I’m from Arlington Heights, IL. Before getting to Michigan and before I had even heard about the Solar Car Team, I knew I needed to find a team-based engineering project to join. You see, In high school I was on a F.I.R.S.T. Robotics team, Team #111 Wildstang, and until my first Monday night General Team Meeting, Wildstang was the coolest team I had been a part of. When I first arrived in Ann Arbor, I wanted to be a mentor for a F.I.R.S.T. Robotics team in the area, mainly because I had decided to focus my academic career in the humanities but didn’t want to lose touch with engineering and the competitive team atmosphere I’d enjoyed so much with robotics. And so, the fall of my freshman year I went to a Monday night meeting to learn more about the team. I joined the team that night. I dabbled in the different divisions until it became clear that the Operations Division needed the most attention. The Ops slowly grew; we had a team of students who would meet regularly to contact potential sponsors as we tried to secure supplies and resources for upcoming domestic events and the World Solar Challenge in Australia.
When Race Crew selection for the 2007 World Solar Challenge (WSC) came around, I was selected to be part of Continuum’s Race Crew and help the Ops crew plan the logistical effort involved in moving our people and goods to, within, and from Australia. It was then that I talked more and more with 2005 Ops Director Maggie Hayes, who became a wonderful mentor throughout my time on Race Crew. As the logistics lead, I planned, a lot. While no amount of planning could have mentally prepared us for what happened on day one of the 2007 WSC when Continuum crashed, our team nonetheless remained focused. Continuum was up and running the next day thanks to our team’s steadfast work ethic, the willingness of well-placed strangers to lend a helping hand, and the support of friends and family who were literally following the race or doing so half way around the world.

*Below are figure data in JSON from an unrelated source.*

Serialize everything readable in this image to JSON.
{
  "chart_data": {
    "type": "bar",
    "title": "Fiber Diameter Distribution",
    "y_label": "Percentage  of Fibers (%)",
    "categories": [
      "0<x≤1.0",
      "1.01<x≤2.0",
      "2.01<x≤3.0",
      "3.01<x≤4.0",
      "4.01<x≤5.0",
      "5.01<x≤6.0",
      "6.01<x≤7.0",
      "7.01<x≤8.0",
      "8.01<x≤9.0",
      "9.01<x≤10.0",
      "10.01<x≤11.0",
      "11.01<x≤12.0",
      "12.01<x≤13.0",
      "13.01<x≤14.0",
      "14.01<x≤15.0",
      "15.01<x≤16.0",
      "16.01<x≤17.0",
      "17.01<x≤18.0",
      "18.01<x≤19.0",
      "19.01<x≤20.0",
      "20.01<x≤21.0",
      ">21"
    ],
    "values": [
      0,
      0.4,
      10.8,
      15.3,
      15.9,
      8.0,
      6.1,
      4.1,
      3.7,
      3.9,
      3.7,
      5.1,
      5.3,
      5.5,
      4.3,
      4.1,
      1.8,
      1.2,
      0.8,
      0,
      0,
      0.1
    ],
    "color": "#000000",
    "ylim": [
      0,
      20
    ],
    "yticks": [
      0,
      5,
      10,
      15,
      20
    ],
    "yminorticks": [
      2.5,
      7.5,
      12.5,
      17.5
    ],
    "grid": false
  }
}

During the two years I spent on Solar Car I learned a lot of things that you won’t find on my transcript. Like how to ask people for money, a skill I went on to use my senior year when I joined the board of and fundraised for the Latino Students Organization, doubling the previous year’s budget. I also learned how to get free stuff, a skill I used immediately after my time on the team to send a group of Michigan students to a conference in New York City. Those skills are all very useful and in one way, shape, or form I’ll continue to improve them throughout my life. However, the most important take-away are the teammates and mentors I met. One person is both, Chito Garcia has been an unwavering advocate for Michigan Solar Car teams for several decades, his experience as a mentor and dedication as a teammate made him one of our team’s greatest assets.
Racing is exciting and glamorous, but at the end of the day, my fondest memories involve long hours of cold-calling strangers in a small trailer located outside the Wilson Center, the drive to the workspace while playing imaginary instruments, and meetings at the overcrowded house on 5thand Madison. Although my Solar Car Team days are behind me, the friends I met on the team remain an important part of my life. From running marathons to globetrotting, I have had and will continue to have trusty old friends at my side who I met on solar car.

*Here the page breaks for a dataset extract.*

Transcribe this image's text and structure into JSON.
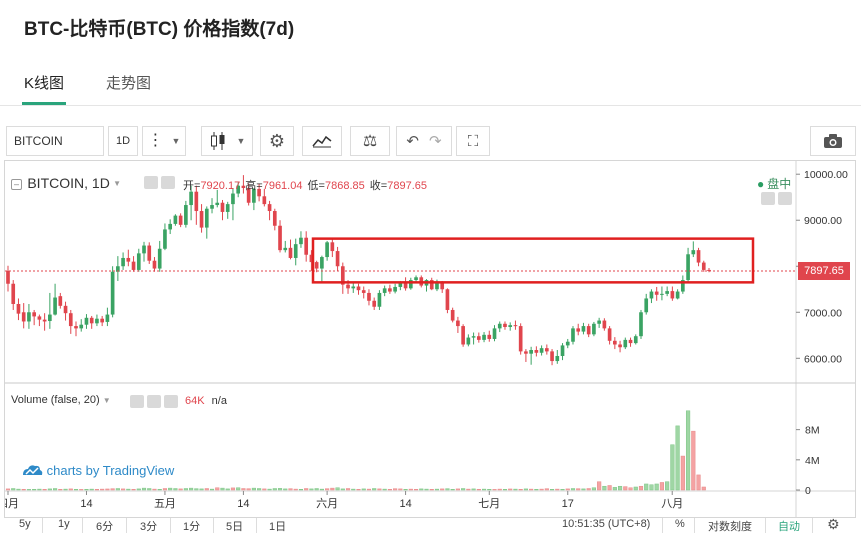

Michigan’s tradition of excellence is epitomized in the Solar Car Team, and still, it is common to get wrapped up in the challenges that face us throughout our time on the team. Each new team gains a generation of knowledge and experience, and it shows. My advice to the current team members and future teams is to question your predecessors, challenge their decisions, and improve on their work. Oh, and forever Go Blue!
After graduating from Michigan in 2009 with degrees in Political Science and Spanish I moved to Washington, DC for graduate school to study foreign affairs at Georgetown University. I currently work for the U.S. Department of State where I focus on public diplomacy initiatives for youth audiences around the world.